Australia Day Secrets: 12 Incredible Things You Never Knew About The First Fleet
Australia Day Secrets: 12 Incredible Things You Never Knew About The First Fleet

Australia Day Secrets: 12 Incredible Things You Never Knew About The First Fleet

Mike Wood - January 24, 2018

Australia Day Secrets: 12 Incredible Things You Never Knew About The First Fleet
The flag of the Australasian Anti-Transportation League and a forerunner to the modern Australian flag. Flags of Empire.

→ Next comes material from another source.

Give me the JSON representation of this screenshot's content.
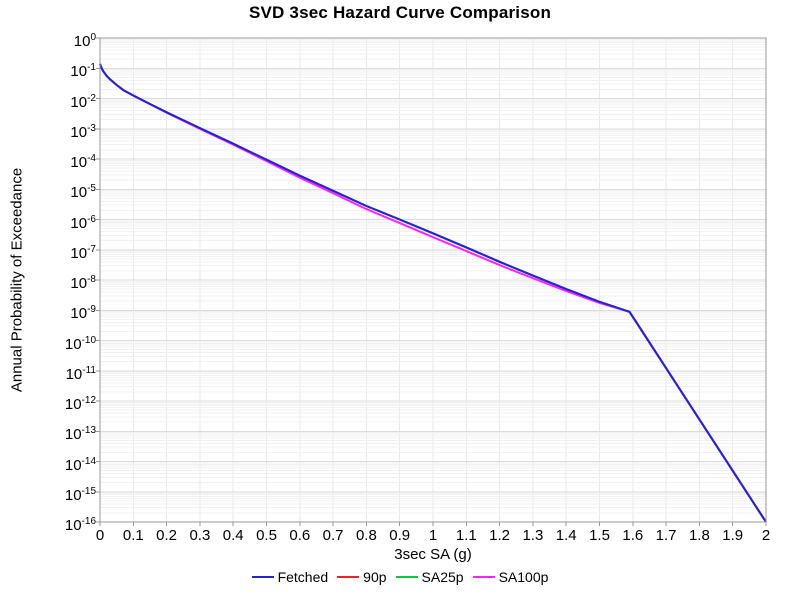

12 – Transportation was stopped – because Australians didn’t want it any more

“Hurra for the noble Leaguers!
Hurra for our British Queen!
Hurra for the tread of Freemen
Where Bondsmen erst have been!

Peal on, ye shrill-voiced heralds
Your thrilling music tells
Tasmania’s happy future;
Peal on, ye English bells!

From city hall to cottage,
O’er all our island homes,
Ring round your benediction!
The Unstained Future comes!”
The Hobart Town Daily Courier, 1853

As the colony grew, the numbers of free settlers from Britain, Ireland and other countries began to increase. Within 30 years of the landing of the First Fleet, Sydney had grown from an outpost clinging to the side of a continent to a viable colony, fully capable of sustaining itself. In short, it was no longer necessary to force people to go there to keep it going.

It was becoming increasingly obvious that Australia was fruitful and held rewards for those willing to make something of the opportunities there. When convicts came to the end of their sentences, they would take over land and farm it, producing notable profits and generating economic activity – though crucially, they did not own the land on which they were farming. There was an obvious incentive for many poor people in England to migrate to Australia and make something of themselves in the new land, something which the New South Wales colonial government was enthusiastic to promote. By the time of the cessation of transportation to New South Wales in 1840, almost a third of those who came to Australia were coming of their own volition.

The mood in the colonies, too, had changed. The newly prosperous middle classes that had sprung up in the cities objected to the association with criminality – though they were never bothered by the brutal nature of convictism – and campaigned for abolition. It was granted in 1846 across all colonies, but was soon reinstated as the prisons of England immediately began to fill again. The Australians – no longer British colonists – were outraged and the protests against transportation sparked up again.

The last ship would sail for Botany Bay in 1853, by which point gold had already been struck in Victoria. Amid the floods heading for the goldfields, the final detachment of convicts paled into insignificance. From just one ship a year in the first decade to a peak of 36 ships and 7,000 people in the peak year of 1833, a major swath of British society had been uprooted and rehoused in Australia. Across the whole period of transportation, around 150,000 people were sent from the British Isles to the other side of the world against their will. Those sent, exiled from their homes, torn from their families and everything they had ever known, would become the bedrock of a new society.

The vast majority stayed in Australia when their sentences were served. To this day, an estimated 20% of all Australians have convict ancestry and the perceived stain carried by a convict heritage has largely dissipated. Even John Howard, Australian Prime Minister between 1996 and 2007, was the descendant of convicts, and to many Australians, their heritage as the criminal class of Britain is taken as an ironic source of pride, a vindication of the anti-authoritarianism and larrikin spirit of their nation.